Proposed Timeline for Serialization of Universes

1 minute read

Photo by SpaceX on Unsplash.

With recent crushing of the exascale barrier, researchers are handling tons of molecular dynamics (MD) data every day. Implementation of parallelism of MDAnalysis plays a pivotal role in accelerating the analysis process in such turnaround. By serializing Universes, the core of MDAnalysis, analysis modules can then be utilized in parallel, and be sent over to a distributed computing framework, e.g. Dask, multiprocessing, or MPI.
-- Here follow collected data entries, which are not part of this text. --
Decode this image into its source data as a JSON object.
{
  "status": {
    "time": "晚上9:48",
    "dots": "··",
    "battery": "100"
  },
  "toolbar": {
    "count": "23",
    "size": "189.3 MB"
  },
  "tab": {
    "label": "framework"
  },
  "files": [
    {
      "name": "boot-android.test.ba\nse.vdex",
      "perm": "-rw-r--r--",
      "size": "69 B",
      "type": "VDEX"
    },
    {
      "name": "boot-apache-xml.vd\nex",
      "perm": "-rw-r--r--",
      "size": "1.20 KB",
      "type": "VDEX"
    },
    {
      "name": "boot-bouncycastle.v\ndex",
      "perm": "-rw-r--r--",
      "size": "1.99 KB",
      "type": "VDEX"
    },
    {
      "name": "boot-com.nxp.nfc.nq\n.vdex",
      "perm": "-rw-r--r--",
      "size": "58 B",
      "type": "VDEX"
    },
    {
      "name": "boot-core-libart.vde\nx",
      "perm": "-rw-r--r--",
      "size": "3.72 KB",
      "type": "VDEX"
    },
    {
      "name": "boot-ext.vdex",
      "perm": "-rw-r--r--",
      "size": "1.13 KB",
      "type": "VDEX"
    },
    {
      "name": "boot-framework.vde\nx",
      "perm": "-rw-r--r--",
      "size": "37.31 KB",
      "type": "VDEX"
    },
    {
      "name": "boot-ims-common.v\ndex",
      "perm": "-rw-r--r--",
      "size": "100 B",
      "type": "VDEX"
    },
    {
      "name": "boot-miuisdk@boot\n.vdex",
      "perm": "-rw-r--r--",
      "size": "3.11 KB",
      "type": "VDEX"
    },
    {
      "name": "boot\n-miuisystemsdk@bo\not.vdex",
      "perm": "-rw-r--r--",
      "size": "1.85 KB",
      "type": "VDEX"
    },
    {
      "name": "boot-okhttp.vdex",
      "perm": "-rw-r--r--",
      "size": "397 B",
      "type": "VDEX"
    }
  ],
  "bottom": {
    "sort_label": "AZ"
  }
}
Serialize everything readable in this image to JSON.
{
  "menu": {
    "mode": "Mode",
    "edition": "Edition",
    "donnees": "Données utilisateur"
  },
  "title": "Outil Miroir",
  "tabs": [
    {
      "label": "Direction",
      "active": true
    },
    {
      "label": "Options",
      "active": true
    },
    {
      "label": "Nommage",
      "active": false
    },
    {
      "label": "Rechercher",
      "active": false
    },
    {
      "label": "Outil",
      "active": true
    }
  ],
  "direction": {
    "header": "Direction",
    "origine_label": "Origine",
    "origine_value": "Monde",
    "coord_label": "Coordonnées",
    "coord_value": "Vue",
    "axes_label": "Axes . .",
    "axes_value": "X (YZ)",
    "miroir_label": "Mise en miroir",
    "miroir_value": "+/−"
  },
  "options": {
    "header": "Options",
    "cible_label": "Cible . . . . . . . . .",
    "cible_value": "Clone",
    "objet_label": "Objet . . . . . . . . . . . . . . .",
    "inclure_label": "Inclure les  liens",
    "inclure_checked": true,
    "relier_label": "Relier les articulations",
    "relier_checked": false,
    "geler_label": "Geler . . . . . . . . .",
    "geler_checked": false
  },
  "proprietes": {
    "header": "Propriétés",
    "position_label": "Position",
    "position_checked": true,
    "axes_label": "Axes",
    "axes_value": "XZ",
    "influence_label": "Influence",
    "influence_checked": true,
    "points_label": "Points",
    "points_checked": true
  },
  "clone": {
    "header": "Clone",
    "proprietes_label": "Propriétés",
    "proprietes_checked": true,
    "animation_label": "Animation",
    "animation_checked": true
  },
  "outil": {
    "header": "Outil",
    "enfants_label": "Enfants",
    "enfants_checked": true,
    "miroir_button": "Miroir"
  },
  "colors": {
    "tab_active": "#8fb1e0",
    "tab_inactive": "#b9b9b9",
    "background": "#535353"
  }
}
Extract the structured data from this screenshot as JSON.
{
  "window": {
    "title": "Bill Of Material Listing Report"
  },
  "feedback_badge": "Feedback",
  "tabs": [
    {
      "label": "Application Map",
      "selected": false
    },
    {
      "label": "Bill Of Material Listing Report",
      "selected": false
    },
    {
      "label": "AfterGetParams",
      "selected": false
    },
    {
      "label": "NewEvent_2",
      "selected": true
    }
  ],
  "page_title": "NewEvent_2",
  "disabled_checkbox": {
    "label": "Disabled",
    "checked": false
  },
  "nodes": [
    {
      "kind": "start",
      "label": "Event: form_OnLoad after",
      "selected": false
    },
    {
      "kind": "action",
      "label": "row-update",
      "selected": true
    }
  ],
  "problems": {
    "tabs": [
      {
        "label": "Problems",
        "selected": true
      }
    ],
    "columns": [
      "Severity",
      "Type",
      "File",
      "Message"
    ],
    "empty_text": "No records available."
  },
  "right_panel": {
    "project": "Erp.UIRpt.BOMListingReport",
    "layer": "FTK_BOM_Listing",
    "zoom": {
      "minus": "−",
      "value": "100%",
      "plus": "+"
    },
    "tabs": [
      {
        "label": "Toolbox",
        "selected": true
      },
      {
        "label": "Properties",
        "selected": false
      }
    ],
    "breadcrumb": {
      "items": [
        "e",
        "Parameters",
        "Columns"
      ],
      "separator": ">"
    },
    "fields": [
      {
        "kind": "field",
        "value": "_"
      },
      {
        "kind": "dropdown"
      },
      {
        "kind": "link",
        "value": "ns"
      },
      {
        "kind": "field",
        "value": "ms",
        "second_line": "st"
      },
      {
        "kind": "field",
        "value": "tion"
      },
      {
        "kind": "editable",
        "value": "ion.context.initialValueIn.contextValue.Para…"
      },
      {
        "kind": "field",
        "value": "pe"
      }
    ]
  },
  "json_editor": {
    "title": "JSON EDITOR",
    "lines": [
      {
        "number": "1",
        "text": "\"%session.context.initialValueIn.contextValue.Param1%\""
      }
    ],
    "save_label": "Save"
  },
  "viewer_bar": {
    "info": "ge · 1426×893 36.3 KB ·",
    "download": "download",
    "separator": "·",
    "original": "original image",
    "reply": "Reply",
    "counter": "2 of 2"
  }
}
I will list the proposed timeline and deliverables below for the GSoC project, Serialization of Universes:

June 1, 2020 - June 29, 2020

  • Merger PR 2140, and make sure it works for all the Readers
  • Raise quick-merged PR (documents what fails) & new PRs for individual tests (xfail))
  • Better structurize the inheritance of pickle functionality
    • Understand lib.format files (cython)
    • Document what works/ not works
  • Write comprehensive test for picklibility and memory leakage
  • Write ‘easy’ analysis methods (not AnalysisBase based) with parallel support
    • Be sure no mem leakage
    • Multiprocessing
  • Documentation for basic functionality
    • documents what should be done for the new format

June 29, 2020 - July 3, 2020

  • Evaluation I
  • Deliverables

      u = mda.Universe(ANY_TOP, ANY_TRAJ)
      pickle.dumps(pickle.loads(u)) == u
      def Analysis_method(u, ts)
      # In joblib/multiprocessing
      result = Parallel(n_jobs=num_cores)(delayed(Analysis_method)(u, ts) 
                          for ts in range(0,n_frames))
    • Tests
    • Documentations

July 3, 2020 - July 27, 2020

  • Buffer for some unsolved problems in June
  • Code cleanup for the works that have been done
  • Add support for on-the-fly transformation/auxiliary
  • Prototype Parallelism into AnalysisBase

July 27, 2020 - July 31, 2020

  • Evaluation II
  • Deliverables
    • On-the-fly transformation test
    • On-the-fly transformation documentation/example
    • Prototype for

        Class AnalysisMethod(AnalysisBase)
        # In joblib/multiprocessing
        AnalysisMethod(u, n_jobs=num_cores, *arg).run()

July 31, 2020 - August 24, 2020

  • Implement AnalysisBase
  • Test different distributed clusters (with Dask and joblib)
  • Tests and documentation
  • Run benchmarks
  • Write a blogpost about this new functionality (parallel analysis) and some tutorials
  • Minimize the time and mem usage during pickling (Stretch goal)

August 24, 2020 - August 31, 2020

  • Final evaluation